2

I have data for many countries over a period of time (2001-2003). It looks something like this:

index year country inflation GDP
1 2001 AFG nan 48
2 2002 AFG nan 49
3 2003 AFG nan 50
4 2001 CHI 3.0 nan
5 2002 CHI 5.0 nan
6 2003 CHI 7.0 nan
7 2001 USA nan 220
8 2002 USA 4.0 250
9 2003 USA 2.5 280

I want to drop countries in case there is no data (i.e. values are missing for all years) for any given variable.

In the example table above, I want to drop AFG (because it misses all values for inflation) and CHI (GDP missing). I don't want to drop observation #7 just because one year is missing.

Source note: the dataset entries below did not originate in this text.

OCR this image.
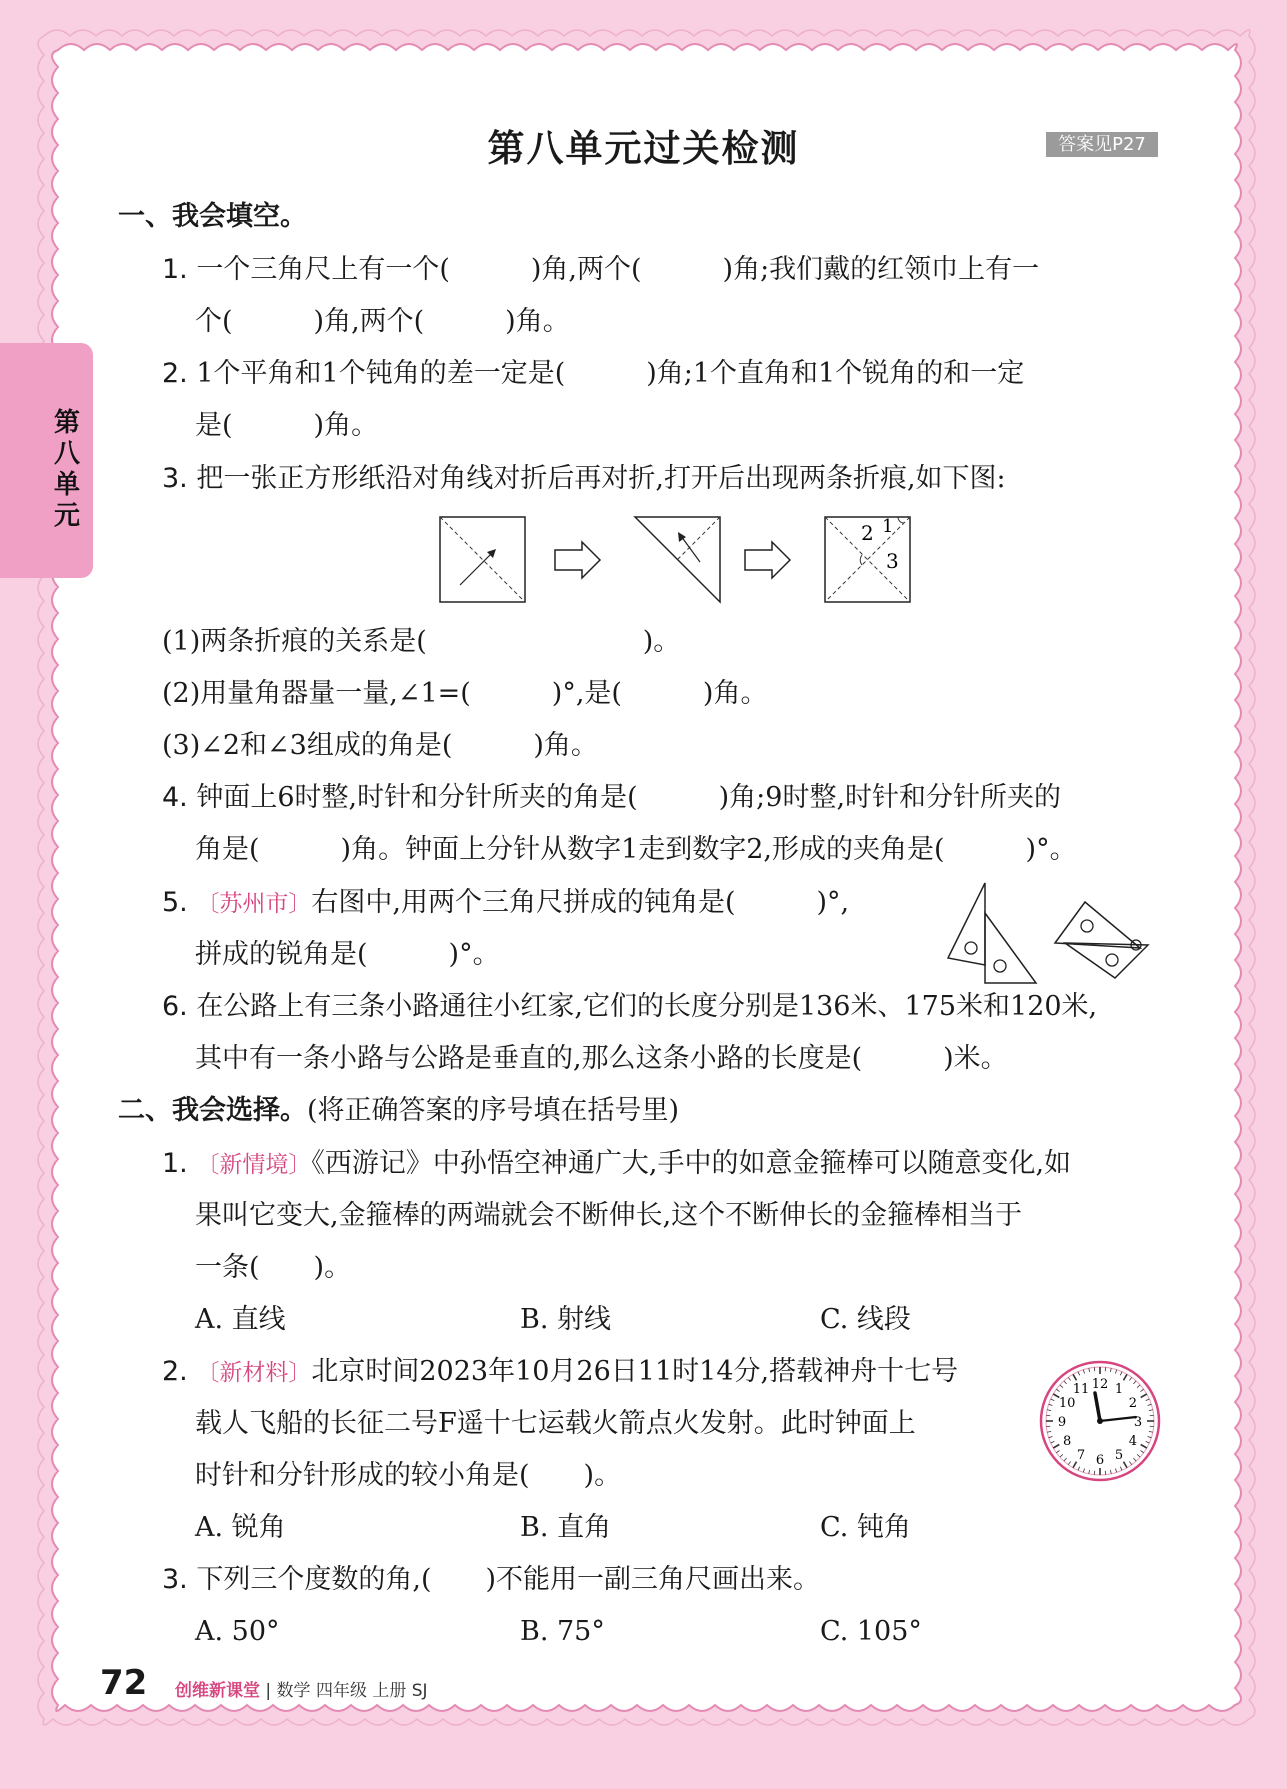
第八单元过关检测	答案见P27
第八单元
一、我会填空。
1. 一个三角尺上有一个(　　　)角,两个(　　　)角;我们戴的红领巾上有一
个(　　　)角,两个(　　　)角。
2. 1个平角和1个钝角的差一定是(　　　)角;1个直角和1个锐角的和一定
是(　　　)角。
3. 把一张正方形纸沿对角线对折后再对折,打开后出现两条折痕,如下图:
2 1
3
(1)两条折痕的关系是(　　　　　　　　)。
(2)用量角器量一量,∠1=(　　　)°,是(　　　)角。
(3)∠2和∠3组成的角是(　　　)角。
4. 钟面上6时整,时针和分针所夹的角是(　　　)角;9时整,时针和分针所夹的
角是(　　　)角。钟面上分针从数字1走到数字2,形成的夹角是(　　　)°。
5. 〔苏州市〕右图中,用两个三角尺拼成的钝角是(　　　)°,
拼成的锐角是(　　　)°。
6. 在公路上有三条小路通往小红家,它们的长度分别是136米、175米和120米,
其中有一条小路与公路是垂直的,那么这条小路的长度是(　　　)米。
二、我会选择。(将正确答案的序号填在括号里)
1. 〔新情境〕《西游记》中孙悟空神通广大,手中的如意金箍棒可以随意变化,如
果叫它变大,金箍棒的两端就会不断伸长,这个不断伸长的金箍棒相当于
一条(　　)。
A. 直线	B. 射线	C. 线段
2. 〔新材料〕北京时间2023年10月26日11时14分,搭载神舟十七号
载人飞船的长征二号F遥十七运载火箭点火发射。此时钟面上
时针和分针形成的较小角是(　　)。
A. 锐角	B. 直角	C. 钝角
12 1
2
3
4
5
6
7
8
9
10
11
3. 下列三个度数的角,(　　)不能用一副三角尺画出来。
A. 50°	B. 75°	C. 105°
72 创维新课堂 | 数学 四年级 上册 SJ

What's the best way to do that?

3 Answers3

1

This should work by filtering all values that have nan in one of (inflation, GDP):

(
    df.groupby(['country'])
    .filter(lambda x: not x['inflation'].isnull().all() and not x['GDP'].isnull().all())
)

Note, if you have more than two columns you can work on a more general version of this:

df.groupby(['country']).filter(lambda x: not x.isnull().all().any())

If you want this to work with a specific range of year instead of all columns, you can set up a mask and change the code a bit:

mask = (df['year'] >= 2002) & (df['year'] <= 2003) # mask of years
grp = df.groupby(['country']).filter(lambda x: not x[mask].isnull().all().any())
Mohammad
  • 3,276
  • 2
  • 19
  • 35
  • This worked! Thank you so much!! Is it possible to manipulate this for a range of years? If my total range is 1980-2000, and I want to drop if x.isnull() for all in the range (say) 1980-1990. – Joao Pedro Bastos Jan 14 '22 at 20:20
  • @JoaoPedroBastos yes indeed, you will need to create a mask based on the years you need (this could also be any condition you need) and then apply it to `x` in the lambda expression. I have updated my answer with an example. – Mohammad Jan 14 '22 at 20:47
1

You can also try this:

# check where the sum is equal to 0 - means no values in the column for a specific country
group_by = df.groupby(['country']).agg({'inflation':sum, 'GDP':sum}).reset_index()

# extract only countries with information on both columns
indexes = group_by[ (group_by['GDP'] != 0) & ( group_by['inflation'] != 0) ].index
final_countries = list(group_by.loc[ group_by.index.isin(indexes), : ]['country'])

# keep the rows contains the countries

df = df.drop(df[~df.country.isin(final_countries)].index)
Tomer S
  • 900
  • 1
  • 10
  • 21
0

You could reshape the data frame from long to wide, drop nulls, and then convert back to wide.

To convert from long to wide, you can use pivot functions. See this question too.

Here's code for dropping nulls, after its reshaped:

df.dropna(axis=0, how= 'any', thresh=None, subset=None, inplace=True) # Delete rows, where any value is null

To convert back to long, you can use pd.melt.

Kat Cow
  • 24
  • 3